Monday, June 7, 2010

Huawei and ZTE – goals beyond telecom

MELBOURNE, AUSTRALIA: Huawei’s and ZTE’s raw ambition, eagerness to try new things and willingness to fail, support goals for the year that go beyond telecom.

The theme of Huawei’s analyst conference last month was “We see beyond telecom,” indicating its clear effort to build from its strong telecom base to penetrate adjacent sectors. This encompasses a move back into enterprise switching and routing, development of appliances for home networks and customized terminals, a range of professional services, and helping customers develop secure and open application storefronts.

In addition to Alcatel-Lucent, Juniper and others are also pitching this to carriers.
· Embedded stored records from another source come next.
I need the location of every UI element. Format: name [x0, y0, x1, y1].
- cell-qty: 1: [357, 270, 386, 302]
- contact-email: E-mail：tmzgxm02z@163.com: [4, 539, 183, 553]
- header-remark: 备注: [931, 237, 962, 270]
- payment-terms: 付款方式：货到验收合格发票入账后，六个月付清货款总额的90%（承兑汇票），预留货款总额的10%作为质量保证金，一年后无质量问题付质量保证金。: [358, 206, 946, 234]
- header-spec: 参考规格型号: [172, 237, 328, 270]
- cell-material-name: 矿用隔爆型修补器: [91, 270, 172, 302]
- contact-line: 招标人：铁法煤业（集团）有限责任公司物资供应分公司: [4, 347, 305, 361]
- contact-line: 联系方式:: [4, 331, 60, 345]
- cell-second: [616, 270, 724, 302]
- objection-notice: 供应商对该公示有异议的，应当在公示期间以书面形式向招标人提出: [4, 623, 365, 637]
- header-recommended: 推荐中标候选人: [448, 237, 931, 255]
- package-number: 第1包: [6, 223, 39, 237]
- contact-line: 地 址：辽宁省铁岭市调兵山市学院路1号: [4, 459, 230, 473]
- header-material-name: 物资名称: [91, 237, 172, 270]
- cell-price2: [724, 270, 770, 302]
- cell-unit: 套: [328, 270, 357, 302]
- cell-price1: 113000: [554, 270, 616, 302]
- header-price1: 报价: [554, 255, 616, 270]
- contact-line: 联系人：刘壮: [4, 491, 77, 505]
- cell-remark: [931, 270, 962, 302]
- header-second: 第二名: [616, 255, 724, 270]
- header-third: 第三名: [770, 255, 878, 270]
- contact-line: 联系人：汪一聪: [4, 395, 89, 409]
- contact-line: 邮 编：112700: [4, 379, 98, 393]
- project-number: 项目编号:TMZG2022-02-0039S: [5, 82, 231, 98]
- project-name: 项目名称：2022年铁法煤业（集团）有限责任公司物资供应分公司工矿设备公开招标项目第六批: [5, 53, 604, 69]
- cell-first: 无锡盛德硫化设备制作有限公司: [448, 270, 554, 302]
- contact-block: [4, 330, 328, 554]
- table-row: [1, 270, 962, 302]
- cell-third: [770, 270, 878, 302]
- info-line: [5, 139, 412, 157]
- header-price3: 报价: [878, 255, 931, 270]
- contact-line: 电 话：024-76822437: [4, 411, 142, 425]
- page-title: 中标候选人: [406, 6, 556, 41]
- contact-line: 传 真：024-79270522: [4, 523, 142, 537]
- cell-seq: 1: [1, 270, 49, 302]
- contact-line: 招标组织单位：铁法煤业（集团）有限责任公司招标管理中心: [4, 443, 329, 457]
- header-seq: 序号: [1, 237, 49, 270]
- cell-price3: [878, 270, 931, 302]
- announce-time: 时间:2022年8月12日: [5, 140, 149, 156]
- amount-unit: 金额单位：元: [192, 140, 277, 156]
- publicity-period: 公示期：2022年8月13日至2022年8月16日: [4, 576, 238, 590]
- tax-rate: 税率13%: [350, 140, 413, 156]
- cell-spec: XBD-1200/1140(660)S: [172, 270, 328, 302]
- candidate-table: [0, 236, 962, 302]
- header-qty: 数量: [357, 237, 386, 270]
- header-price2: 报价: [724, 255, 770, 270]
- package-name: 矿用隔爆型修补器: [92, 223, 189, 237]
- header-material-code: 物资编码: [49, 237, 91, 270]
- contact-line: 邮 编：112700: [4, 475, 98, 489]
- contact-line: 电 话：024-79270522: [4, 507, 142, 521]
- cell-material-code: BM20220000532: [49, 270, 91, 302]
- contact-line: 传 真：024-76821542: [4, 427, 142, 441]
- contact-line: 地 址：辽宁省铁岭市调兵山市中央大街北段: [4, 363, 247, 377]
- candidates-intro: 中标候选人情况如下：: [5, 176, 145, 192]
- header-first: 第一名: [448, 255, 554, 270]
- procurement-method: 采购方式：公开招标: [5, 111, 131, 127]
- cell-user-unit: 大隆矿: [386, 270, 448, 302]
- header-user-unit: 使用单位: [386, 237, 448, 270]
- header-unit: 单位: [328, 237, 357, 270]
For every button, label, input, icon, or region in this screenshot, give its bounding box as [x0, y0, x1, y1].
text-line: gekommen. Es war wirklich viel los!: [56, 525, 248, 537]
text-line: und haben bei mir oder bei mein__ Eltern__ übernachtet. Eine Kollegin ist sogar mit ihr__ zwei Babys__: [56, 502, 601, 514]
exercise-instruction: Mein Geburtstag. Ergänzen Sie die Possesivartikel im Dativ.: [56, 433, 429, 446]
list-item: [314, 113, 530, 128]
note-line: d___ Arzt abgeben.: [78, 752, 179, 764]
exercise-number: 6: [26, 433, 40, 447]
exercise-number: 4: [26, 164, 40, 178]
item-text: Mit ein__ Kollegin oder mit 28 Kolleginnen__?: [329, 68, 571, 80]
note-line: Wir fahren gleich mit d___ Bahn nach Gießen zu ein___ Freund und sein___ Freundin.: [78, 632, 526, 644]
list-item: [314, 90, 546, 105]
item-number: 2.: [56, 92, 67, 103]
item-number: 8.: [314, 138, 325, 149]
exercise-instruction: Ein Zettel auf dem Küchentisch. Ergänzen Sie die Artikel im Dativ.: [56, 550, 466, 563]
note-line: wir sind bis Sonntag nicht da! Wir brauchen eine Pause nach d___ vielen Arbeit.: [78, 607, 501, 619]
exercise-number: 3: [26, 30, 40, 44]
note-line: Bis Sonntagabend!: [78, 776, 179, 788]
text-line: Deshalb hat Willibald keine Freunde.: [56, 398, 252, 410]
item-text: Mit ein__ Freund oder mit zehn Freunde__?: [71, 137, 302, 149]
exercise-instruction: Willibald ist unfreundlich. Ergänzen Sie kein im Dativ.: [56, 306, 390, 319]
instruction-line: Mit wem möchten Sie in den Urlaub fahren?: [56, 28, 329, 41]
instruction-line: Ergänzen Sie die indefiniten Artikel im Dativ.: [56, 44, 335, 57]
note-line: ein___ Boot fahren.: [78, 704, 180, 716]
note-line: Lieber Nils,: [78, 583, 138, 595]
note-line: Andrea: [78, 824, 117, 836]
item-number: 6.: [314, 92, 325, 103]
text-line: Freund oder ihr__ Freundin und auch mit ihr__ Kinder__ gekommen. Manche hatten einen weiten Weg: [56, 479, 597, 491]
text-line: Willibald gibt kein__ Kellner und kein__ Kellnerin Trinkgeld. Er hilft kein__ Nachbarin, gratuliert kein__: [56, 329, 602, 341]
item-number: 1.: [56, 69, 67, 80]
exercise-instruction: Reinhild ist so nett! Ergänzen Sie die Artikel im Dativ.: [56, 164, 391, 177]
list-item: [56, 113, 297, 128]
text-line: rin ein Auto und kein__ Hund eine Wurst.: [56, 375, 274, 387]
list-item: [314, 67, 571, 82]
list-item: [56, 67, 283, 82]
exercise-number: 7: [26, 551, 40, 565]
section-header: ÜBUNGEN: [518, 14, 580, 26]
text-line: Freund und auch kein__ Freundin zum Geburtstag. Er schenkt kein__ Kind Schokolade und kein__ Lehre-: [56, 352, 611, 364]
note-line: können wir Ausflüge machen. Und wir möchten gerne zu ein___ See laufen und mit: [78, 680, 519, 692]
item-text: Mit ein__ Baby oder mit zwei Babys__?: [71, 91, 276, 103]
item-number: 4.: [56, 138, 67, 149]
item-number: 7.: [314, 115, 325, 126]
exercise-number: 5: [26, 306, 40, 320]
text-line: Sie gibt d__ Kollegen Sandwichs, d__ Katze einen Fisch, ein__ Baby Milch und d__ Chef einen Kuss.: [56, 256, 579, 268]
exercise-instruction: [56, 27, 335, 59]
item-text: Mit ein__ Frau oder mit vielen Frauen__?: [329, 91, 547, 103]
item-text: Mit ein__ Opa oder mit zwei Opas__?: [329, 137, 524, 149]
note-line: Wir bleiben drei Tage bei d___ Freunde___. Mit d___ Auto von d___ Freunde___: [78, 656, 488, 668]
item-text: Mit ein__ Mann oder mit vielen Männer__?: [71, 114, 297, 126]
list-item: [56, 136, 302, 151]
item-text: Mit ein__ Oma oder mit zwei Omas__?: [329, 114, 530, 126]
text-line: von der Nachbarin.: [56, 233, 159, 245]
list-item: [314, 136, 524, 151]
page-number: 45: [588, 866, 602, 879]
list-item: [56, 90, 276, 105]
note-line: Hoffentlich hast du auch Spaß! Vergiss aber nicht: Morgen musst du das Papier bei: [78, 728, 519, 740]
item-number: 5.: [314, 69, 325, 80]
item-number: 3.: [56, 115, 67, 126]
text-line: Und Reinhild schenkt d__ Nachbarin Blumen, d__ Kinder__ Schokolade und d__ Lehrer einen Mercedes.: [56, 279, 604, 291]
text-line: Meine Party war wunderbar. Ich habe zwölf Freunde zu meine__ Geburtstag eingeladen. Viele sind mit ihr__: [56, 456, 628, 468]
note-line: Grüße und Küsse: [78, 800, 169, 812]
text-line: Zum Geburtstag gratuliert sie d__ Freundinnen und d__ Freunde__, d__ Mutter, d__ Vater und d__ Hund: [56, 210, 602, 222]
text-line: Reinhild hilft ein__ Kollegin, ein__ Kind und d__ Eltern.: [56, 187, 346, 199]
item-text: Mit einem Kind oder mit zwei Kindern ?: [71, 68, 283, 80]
What’s behind this, Huawei says, is its aim to help service providers owning pipes to turn them into “golden pipes” (more profitable ones) by linking them into higher-margin services layered on top, as well as at the edges, of the network with customized home networking devices or smartphones/tablet computers.

“Huawei has the right technologically creative and ambitious spirit to enter these adjacent markets, but it is a fairly big risk,” said Matt Walker, Principal Analyst. “The cast of competitors in these new areas – Apple, Google, Microsoft, and a long list of electronics companies in Korea and Japan – is big, fierce, deep-pocketed, and highly innovative. But if Huawei wants to achieve its targeted 20 percent revenue growth in 2010, it will need to make progress in these new markets.”

ZTE’s more cautious telecom-focused strategy may in the end prove more sustainable. Actually, ZTE is doing many of the same things on terminals, services, and applications as Huawei but on a more ad-hoc customer-driven basis.

“Its goals for 2010 are more narrowly focused, and lower-risk: it wants to increase its penetration in Europe with tier-1 and -2 carriers; continue leading in emerging markets and China; and have a breakthrough in the North American market. It announced a small one last week , with a CDMA carrier in Canada”, adds Walker, based in Thailand.

“The difference in goals stems in part from the companies’ different market positions,” comments Walker. “ZTE has similar or better capabilities on the terminals side compared with Huawei.” ZTE also offers professional services (which brought $622 million in revenues in 2009), has low-end data switching and routing products that could support an enterprise push, and has built up a software and value-added services capability that could possibly support an application-focused push. But Huawei is bigger in all of these areas.

Despite long odds, Huawei has developed a good reputation for innovation and is now a widely known brand in many western markets. While Huawei doesn’t sell directly to consumers (usually), it is covering a lot of the same footprint, with the set-top box, tablet, and smartphones. Given this record of success, Huawei believes now is the time to venture beyond telecom in search of growth.

The dynamics of consumer electronics are very different from telecom, and straddling the two camps could be costly and dangerous. But without risk, there is little reward.